Achamos que, em longo prazo, ter um bom sistema de educação superior gratuito
não é algo sustentável. É inviável manter esse sistema para sempre,
especialmente com a expansão. No Brasil, há uma forte cultura contrária à
cobrança. A gratuidade é vista como um direito que não pode ser retirado. Mas
não se trata, nesse caso, de um dogma neoliberal: é uma concepção equivocada
afirmar que a universidade tem que ser gratuita, pelo simples fato de que nada
é gratuito. A questão é quem está pagando. A ideia da gratuidade é uma
armadilha. Adoraria que a educação fosse gratuita, mas isso é insustentável do ponto
de vista econômico.
Agência FAPESP – Dos sistemas existentes, qual
poderia ser apontado como modelo?
Liz Reisberg – Como eu
disse, nenhum é ideal. Mas a Austrália tem um sistema do qual eu gosto muito.

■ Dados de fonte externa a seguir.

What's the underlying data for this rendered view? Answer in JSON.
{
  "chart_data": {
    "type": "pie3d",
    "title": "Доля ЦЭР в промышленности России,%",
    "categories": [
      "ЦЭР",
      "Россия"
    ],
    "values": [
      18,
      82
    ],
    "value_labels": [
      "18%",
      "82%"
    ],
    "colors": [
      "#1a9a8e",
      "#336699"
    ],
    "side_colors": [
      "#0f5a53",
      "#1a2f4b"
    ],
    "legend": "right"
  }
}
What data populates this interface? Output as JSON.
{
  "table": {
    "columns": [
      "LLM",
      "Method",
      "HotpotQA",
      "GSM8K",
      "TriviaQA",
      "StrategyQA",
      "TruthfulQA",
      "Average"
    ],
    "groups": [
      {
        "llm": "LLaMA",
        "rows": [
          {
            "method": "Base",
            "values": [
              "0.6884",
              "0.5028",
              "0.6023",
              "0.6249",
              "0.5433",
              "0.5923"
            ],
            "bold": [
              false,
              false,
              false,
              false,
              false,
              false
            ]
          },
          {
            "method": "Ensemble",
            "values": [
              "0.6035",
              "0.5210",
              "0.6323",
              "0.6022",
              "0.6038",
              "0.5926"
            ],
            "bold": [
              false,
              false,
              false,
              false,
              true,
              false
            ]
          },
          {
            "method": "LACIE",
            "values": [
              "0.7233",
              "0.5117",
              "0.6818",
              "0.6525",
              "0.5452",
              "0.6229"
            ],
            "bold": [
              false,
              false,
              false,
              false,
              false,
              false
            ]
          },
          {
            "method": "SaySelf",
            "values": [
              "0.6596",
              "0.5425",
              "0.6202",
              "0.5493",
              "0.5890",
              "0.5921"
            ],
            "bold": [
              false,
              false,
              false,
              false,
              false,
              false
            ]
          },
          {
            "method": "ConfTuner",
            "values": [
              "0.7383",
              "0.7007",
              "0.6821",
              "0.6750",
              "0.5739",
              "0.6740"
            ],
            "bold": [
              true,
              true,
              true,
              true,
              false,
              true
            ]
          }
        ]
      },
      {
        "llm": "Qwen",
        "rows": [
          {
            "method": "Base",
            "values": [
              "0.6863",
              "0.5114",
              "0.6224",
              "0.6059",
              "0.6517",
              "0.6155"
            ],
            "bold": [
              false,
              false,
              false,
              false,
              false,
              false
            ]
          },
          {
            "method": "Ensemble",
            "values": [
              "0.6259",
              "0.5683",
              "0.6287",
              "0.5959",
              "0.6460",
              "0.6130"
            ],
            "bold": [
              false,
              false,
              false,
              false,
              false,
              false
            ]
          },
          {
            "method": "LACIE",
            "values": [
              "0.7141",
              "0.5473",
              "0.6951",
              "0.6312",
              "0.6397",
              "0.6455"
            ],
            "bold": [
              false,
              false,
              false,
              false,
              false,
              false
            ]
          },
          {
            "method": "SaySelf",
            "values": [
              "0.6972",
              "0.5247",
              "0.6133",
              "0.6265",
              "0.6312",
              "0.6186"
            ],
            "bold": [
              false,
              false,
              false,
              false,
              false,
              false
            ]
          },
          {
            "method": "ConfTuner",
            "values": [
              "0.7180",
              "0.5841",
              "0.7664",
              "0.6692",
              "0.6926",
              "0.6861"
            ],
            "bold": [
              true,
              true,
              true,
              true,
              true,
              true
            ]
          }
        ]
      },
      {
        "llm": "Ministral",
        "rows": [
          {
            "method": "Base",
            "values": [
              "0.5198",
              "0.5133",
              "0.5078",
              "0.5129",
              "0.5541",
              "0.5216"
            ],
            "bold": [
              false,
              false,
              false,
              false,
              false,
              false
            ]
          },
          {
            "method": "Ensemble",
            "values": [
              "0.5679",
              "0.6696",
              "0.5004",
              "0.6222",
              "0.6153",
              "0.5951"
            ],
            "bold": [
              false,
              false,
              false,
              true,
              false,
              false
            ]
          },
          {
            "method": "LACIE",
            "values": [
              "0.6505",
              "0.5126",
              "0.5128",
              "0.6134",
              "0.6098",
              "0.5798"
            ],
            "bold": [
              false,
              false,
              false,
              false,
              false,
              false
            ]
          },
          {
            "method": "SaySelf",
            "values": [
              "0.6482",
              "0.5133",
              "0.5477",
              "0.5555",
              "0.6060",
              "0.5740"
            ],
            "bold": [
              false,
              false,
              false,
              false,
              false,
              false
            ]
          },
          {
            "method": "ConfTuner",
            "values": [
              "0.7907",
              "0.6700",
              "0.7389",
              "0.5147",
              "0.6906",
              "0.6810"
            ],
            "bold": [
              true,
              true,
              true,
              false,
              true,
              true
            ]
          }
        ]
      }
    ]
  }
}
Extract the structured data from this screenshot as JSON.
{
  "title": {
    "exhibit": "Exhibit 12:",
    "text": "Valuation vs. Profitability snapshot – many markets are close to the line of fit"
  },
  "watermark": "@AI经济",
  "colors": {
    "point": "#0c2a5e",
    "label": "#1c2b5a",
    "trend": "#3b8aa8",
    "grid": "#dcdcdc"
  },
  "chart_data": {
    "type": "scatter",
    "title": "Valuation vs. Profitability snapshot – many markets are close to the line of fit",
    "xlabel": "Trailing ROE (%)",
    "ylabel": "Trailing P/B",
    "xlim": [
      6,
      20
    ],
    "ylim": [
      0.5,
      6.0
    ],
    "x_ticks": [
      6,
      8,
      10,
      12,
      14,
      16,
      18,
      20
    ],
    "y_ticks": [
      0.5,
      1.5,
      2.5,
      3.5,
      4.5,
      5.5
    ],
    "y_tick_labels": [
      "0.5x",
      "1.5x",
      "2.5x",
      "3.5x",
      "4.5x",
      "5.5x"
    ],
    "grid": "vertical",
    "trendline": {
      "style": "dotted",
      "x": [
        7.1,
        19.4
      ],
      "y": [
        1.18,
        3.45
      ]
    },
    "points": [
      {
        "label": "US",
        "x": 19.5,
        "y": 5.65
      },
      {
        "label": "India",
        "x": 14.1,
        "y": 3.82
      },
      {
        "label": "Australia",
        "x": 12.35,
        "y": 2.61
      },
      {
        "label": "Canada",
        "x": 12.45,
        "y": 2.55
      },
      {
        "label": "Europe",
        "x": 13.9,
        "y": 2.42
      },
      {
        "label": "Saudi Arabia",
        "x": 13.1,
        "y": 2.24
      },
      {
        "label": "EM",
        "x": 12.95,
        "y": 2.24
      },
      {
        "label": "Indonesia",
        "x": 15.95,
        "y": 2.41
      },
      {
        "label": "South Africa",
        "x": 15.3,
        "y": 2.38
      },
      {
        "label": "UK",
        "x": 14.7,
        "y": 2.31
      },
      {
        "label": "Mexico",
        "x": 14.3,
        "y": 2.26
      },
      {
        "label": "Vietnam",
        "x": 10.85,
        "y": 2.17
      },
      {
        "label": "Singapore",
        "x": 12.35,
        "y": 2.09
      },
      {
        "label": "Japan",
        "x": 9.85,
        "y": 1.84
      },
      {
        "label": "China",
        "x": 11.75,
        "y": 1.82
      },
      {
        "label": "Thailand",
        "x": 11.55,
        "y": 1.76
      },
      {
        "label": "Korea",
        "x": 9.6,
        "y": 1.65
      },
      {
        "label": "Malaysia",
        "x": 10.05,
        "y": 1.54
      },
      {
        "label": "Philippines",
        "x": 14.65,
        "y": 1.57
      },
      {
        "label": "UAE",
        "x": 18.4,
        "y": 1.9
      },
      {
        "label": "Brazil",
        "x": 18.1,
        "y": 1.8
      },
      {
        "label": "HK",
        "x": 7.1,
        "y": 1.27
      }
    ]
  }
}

Os estudantes são bastante subsidiados, mas pagam algo de acordo com a renda
familiar. Ou podem conseguir um empréstimo e pagar de volta. Mas,
diferentemente dos Estados Unidos – onde todos precisam ressarcir o
investimento no final, com juros –, na Austrália o pagamento é mensal e nunca
pode superar 4% da renda do indivíduo.
Agência FAPESP – As universidades têm buscado a
internacionalização. Há algo que pode ser feito para potencializar esse
esforço?
Liz Reisberg – Reconheceu-se
que é impossível hoje viver em um universo restrito ao local e aumentaram muito
as cooperações internacionais e intercâmbio de estudantes e pesquisadores. Uma
tendência, a partir de agora, é investir em experiências internacionais de
período mais curto. Desenvolver programas que possibilitem participações
rápidas em programas no exterior. Pode ser por duas semanas, ou um mês, durante
as férias. Para um estudante norte-americano, por exemplo, há uma grande
diferença entre estudar antropologia em um livro e passar duas semanas no meio
da floresta peruana. É algo que tem um custo, mas não se compara ao dos
programas mais longos. Acho que o Brasil poderia investir mais nessa dimensão
da internacionalização.
Agência FAPESP – Com as novas tecnologias o
acesso à informação ficou muito fácil e isso poderia abrir espaço para uma
mudança no conteúdo do que é ensinado na universidade. Essa mudança está
ocorrendo?
Liz Reisberg – Começa
a ocorrer, mas está ainda muito longe do que seria satisfatório. No Brasil, me
parece que há uma ênfase grande demais no conteúdo. O professor quer passar
tudo o que sabe sobre física, psicologia, matemática. É o modelo que fazia
sentido há 100 anos. O professor passava, na classe, essa informação que não
podia ser conseguida em outro lugar. Agora, podemos encontrá-la no Google. As
pessoas andam com seus computadores no bolso. Por que gastar horas de aula com
esse tipo de informação? Seria melhor dedicar esse tempo ao aprimoramento do
espírito crítico, à análise, incentivar criatividade, pensamento, colaboração.
Dependendo da área, calcula-se que pelo menos 20% do que você aprende na
graduação já está obsoleto quando você chega à pós-graduação. Falamos muito
nisso no seminário e aparentemente esse movimento já começou no Brasil.
Agência FAPESP – Sobre a questão da avaliação da
pesquisa na universidade: como encontrar o equilíbrio entre a quantidade de
publicações e a qualidade?
Liz Reisberg – Há
uma grande pressão por publicar em alguns países, incluindo o Brasil. Se só
recompensamos as pessoas pelo número de artigos publicados, estamos estimulando
a pesquisa de baixa qualidade e até mesmo estimulando a fraude dos periódicos
que aceitam pagamento para publicar. Trata-se de uma perversão do sistema,
semelhante à questão do equilíbrio entre ser bom pesquisador e ser bom
professor. Precisamos nos preocupar em que atitude o sistema está recompensando
e como essa escolha influencia a qualidade.
Agência FAPESP – Para melhorar a qualidade da
pesquisa é preciso criar bons mecanismos de avaliação. Como fazer isso?
Liz Reisberg – Se eu
tivesse essa resposta, sem dúvida ganharia o prêmio Nobel.